Contemporary photography in the last five years has maintained its momentum, an alluvion upon gallery walls and the stalls of annual international art fairs. It has been delectable to witness the attention lavished upon the relatively young art form. Droves flock to behold, and indeed snap up, the latest exposures by the countless efflorescent photographers that appear each year. But even those fresh from college embody a distinct style that is still terribly a la mode in the contemporary art world.
It should come as no surprise that the exhibition L’illusion du Tanquille is on Rue Burdeau in the 1st arrondissement, the purlieu for Lyon’s rather discreet bourgeois bohemians. The couplet of contemporary photographers; Géraldine Lay and François Deladerrière have distinct individual concerns, but have sufficient communication to produce a lucid show, and what is more, a sufficient communication with the regulations of the art photography industry.
Both very much a product of the moment, their work is nonetheless compelling and well executed. Lay and Deladerrière adopt an apparently dispassionate but emotive viewpoint with their photography.
Deladerrière’s large-format works are crisp representations of the decaying rigid structures man has wilfully constructed and then frivolously abandoned. Another of Deladerrière’s projects explores the region of the Rhône valley to Chamonix. He competently exposes how man has, in recent years, made an indelible mark upon that ancient and still majestic landscape.

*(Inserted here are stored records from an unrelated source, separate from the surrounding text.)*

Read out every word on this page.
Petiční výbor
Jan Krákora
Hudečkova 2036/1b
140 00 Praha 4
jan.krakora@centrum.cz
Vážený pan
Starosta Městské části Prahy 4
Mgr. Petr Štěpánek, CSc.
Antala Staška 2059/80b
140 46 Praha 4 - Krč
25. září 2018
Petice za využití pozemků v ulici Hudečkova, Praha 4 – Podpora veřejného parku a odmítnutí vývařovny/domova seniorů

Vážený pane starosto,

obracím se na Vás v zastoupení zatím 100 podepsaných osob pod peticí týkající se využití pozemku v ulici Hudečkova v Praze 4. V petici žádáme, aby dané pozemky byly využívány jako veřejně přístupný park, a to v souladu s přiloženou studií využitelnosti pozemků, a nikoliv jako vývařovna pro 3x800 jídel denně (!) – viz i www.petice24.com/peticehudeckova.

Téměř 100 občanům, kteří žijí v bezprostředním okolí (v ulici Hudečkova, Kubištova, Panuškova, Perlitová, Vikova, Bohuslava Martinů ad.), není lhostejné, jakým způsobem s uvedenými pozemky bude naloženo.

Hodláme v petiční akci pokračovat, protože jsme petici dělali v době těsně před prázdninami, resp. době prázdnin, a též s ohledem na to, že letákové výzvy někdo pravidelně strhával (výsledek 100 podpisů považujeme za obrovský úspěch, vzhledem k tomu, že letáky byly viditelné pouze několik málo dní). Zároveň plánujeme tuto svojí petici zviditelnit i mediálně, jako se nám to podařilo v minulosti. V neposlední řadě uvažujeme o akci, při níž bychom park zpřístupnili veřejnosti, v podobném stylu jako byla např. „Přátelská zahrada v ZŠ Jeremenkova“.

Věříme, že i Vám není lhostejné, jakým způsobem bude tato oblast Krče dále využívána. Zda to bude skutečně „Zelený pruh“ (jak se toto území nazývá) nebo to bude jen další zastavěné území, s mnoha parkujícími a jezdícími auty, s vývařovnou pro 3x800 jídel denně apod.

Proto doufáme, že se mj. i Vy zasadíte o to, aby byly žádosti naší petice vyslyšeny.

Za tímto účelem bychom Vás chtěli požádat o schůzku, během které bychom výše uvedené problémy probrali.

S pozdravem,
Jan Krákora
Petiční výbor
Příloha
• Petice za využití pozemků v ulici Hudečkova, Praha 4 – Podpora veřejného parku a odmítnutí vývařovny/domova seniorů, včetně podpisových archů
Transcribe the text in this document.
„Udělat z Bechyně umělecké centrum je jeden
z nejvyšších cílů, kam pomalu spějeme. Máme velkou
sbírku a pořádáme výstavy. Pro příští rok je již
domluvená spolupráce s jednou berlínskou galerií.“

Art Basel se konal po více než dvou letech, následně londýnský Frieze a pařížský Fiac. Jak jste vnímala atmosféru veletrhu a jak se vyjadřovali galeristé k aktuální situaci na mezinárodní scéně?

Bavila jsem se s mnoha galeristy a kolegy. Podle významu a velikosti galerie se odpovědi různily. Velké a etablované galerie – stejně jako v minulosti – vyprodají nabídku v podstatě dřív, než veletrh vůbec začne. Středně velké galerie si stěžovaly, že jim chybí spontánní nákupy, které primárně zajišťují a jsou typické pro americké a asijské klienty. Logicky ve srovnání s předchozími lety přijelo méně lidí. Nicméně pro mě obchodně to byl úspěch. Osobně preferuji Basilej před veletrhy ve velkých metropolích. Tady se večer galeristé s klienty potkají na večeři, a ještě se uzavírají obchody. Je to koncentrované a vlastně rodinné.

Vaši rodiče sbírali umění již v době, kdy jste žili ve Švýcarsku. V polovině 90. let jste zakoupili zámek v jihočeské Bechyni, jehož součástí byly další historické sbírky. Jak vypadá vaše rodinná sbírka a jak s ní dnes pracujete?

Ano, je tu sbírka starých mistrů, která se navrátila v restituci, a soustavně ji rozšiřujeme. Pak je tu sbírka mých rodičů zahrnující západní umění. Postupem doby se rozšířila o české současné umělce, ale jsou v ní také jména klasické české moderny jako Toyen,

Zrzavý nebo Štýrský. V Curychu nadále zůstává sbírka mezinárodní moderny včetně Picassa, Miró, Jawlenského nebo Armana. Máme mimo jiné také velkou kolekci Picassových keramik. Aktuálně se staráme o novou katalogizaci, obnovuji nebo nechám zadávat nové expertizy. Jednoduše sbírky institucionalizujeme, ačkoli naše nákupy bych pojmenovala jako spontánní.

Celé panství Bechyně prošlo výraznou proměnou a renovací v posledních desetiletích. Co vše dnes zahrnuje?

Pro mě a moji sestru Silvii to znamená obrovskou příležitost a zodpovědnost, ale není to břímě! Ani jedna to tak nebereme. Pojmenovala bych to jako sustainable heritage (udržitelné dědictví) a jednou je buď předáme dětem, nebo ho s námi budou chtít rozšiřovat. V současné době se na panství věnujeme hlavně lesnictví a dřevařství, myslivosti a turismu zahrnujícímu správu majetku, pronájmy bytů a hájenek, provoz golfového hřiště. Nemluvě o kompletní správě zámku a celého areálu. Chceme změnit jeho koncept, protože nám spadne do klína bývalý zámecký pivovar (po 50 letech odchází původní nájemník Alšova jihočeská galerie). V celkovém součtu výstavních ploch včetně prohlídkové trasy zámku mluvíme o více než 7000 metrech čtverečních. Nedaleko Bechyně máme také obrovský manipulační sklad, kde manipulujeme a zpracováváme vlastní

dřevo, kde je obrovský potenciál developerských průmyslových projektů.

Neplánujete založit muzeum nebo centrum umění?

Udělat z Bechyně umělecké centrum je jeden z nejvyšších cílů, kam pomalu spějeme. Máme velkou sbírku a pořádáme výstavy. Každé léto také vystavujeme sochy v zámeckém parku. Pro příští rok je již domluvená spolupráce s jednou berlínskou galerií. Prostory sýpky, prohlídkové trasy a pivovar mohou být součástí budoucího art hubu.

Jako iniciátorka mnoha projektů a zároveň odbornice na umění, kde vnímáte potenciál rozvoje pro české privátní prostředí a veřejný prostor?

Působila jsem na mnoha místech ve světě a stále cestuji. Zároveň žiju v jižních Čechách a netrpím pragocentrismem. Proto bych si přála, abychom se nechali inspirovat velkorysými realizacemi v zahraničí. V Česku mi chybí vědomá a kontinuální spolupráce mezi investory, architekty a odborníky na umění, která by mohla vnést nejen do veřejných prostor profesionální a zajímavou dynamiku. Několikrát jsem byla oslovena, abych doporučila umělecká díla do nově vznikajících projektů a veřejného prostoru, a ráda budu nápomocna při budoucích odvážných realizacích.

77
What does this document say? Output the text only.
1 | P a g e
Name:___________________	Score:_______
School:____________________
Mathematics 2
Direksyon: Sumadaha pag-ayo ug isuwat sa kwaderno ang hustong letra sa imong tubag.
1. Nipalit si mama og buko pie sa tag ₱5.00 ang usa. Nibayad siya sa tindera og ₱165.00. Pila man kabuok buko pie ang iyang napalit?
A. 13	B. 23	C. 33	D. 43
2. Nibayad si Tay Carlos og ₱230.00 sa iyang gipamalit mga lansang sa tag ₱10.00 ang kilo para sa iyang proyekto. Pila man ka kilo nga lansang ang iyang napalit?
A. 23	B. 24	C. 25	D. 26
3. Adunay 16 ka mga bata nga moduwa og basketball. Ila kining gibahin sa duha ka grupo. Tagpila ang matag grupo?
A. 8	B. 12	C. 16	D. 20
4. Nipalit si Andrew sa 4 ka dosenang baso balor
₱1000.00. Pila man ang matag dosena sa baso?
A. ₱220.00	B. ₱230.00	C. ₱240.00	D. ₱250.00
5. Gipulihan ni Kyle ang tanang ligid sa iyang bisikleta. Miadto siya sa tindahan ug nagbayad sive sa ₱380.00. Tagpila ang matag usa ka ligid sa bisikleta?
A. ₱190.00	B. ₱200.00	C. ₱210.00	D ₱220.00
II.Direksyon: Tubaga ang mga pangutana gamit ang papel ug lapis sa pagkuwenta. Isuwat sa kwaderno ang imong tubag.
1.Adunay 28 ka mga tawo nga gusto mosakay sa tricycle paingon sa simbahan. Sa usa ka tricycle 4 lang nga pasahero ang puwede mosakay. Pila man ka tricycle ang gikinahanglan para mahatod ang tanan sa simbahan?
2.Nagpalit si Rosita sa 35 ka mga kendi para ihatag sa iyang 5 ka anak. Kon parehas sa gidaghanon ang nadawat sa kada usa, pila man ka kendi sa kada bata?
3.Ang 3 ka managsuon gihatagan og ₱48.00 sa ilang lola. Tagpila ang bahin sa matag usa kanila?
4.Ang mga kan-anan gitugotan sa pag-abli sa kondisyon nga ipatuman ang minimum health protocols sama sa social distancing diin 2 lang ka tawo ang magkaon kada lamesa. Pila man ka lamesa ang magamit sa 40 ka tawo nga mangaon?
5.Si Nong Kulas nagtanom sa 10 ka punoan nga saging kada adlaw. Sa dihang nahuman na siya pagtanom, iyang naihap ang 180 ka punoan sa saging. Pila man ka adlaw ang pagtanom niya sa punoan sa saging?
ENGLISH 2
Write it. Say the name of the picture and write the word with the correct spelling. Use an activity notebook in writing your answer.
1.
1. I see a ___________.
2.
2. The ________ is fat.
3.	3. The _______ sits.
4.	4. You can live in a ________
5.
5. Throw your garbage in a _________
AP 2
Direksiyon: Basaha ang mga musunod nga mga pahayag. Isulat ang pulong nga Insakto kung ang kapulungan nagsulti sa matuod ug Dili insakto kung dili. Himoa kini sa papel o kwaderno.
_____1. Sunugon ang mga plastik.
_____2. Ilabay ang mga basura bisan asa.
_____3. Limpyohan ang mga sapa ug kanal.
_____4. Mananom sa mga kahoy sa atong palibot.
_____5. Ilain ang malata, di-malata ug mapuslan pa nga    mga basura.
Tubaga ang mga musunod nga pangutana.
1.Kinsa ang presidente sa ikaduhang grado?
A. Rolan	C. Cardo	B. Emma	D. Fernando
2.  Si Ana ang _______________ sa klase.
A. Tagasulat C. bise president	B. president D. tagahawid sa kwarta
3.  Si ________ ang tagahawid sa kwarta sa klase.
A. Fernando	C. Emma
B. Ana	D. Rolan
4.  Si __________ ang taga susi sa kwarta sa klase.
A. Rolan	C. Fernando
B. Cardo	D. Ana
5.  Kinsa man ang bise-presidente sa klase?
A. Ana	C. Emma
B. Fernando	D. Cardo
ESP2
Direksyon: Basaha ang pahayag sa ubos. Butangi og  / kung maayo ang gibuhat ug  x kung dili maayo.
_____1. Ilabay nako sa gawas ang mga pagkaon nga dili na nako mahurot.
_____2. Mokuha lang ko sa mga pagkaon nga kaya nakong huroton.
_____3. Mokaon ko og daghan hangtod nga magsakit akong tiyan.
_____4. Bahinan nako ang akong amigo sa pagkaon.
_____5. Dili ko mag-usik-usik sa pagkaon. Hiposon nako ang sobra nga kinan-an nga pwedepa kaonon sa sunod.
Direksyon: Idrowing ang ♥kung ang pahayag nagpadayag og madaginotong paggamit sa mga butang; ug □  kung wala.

Lay opts for a more intimately human element: plaintive adolescent girls staring into their coffee cups, or a close up of objects scattered across a floral tablecloth, all snapped with a compact camera. Both artists are irrefutably melancholy.
The show is tenderly polished and winsome, but one cannot ignore the sensation that this type of work is not long for this art world. However the work still glistens attractively in the shadow cast by photography sentinels such as Dijkstra and Gursky. In L’illusion du Tranquille we have a comely representation of contemporary photography, which by its very nature can only be so for an instant in the scheme of time. Then it has no choice but to yield to its successor.